Papyrus fragment of John's Gospel from AD 125, the earliest known partial copy.

The Gospel According to John (Greek: Τὸ κατὰ Ἰωάννην εὐαγγέλιον, to kata Ioannen euangelion) is one of the four canonical gospels in the Christian Bible. In the New Testament it traditionally appears fourth, after the "Synoptic Gospels" of Matthew, Mark, and Luke. John begins with the witness and affirmation of John the Baptist and concludes with the death, burial, resurrection, and post-resurrection appearances of Jesus. Its author claims to have been part of Jesus' inner circle, but does not give his name. Tradition has identified him as John the Apostle, the youngest member of the group.

John's Gospel is noted for depicting certain doctrinal matters and historical events in markedly differently ways than in the other three Gospels, which were probably written a few decades earlier.
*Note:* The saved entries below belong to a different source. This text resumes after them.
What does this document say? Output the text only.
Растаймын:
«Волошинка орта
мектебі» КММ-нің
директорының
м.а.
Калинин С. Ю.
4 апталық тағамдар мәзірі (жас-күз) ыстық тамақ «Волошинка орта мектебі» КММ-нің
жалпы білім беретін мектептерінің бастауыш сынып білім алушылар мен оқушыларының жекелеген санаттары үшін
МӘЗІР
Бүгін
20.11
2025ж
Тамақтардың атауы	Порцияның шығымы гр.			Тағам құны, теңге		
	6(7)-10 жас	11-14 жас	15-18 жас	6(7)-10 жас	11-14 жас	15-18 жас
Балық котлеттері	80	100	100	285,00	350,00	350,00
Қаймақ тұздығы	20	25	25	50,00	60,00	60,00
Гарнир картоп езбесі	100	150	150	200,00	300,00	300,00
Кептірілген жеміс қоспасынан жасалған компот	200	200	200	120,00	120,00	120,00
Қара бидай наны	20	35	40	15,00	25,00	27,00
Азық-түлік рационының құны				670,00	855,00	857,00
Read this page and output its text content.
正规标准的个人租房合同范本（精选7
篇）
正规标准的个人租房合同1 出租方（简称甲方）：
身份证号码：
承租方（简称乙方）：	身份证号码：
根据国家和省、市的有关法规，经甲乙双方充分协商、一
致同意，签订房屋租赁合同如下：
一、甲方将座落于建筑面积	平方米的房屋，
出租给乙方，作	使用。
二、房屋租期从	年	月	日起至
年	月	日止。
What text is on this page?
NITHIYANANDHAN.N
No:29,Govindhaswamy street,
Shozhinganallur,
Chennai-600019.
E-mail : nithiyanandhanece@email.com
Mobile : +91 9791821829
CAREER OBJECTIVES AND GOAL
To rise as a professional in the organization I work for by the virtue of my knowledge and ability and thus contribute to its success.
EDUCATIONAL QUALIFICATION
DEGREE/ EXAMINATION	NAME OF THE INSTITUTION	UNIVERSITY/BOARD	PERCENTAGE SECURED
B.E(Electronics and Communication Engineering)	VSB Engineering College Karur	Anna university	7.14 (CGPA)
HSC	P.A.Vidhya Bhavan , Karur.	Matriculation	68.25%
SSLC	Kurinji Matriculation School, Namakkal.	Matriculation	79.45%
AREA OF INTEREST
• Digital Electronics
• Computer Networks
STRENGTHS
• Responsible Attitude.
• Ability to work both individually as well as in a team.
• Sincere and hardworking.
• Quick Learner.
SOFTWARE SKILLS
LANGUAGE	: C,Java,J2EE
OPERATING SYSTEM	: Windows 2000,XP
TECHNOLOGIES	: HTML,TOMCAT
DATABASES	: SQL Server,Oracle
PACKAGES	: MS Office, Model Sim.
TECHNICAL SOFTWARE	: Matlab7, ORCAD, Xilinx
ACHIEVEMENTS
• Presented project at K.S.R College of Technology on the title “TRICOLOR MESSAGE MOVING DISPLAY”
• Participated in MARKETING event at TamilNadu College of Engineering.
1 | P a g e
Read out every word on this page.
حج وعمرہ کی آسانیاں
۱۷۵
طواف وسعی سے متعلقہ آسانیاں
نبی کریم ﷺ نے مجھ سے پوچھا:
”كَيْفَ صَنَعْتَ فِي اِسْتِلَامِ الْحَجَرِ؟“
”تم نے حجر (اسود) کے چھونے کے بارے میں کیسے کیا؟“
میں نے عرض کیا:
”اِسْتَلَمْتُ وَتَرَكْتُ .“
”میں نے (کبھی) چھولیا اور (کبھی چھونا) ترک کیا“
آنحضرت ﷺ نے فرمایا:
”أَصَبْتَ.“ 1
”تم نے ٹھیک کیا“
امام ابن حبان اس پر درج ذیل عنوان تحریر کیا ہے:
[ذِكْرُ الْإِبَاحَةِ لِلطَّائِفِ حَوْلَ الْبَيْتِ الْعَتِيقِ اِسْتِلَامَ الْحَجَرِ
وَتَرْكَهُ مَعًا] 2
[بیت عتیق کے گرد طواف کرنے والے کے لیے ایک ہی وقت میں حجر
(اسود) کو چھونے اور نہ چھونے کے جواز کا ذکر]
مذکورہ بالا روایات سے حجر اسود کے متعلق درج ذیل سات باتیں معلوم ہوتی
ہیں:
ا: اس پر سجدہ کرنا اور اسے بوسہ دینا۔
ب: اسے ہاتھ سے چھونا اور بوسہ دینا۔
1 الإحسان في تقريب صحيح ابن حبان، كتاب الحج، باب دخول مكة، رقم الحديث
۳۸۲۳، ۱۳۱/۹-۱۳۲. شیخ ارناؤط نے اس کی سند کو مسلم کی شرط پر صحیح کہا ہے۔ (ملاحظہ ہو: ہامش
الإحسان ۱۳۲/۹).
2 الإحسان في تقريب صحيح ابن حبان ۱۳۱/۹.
The differences may be intended to show that Christianity had "matured" from its Jewish origins, and was no longer to be considered a junior sect of Judaism.

Gospel of John in Gunpowder Empire[]

As circulated in Agrippan Rome, the New Testament had only three Gospels: Matthew, Mark, and Luke. Any observer from the home timeline would notice that the Gospel of John was conspicuously absent. In fact, in all Agrippan literature, there was no indication that its author had even been born in that alternate. Comparative Crosstime Bible Studies enthusiasts liked to research this mystery.[1]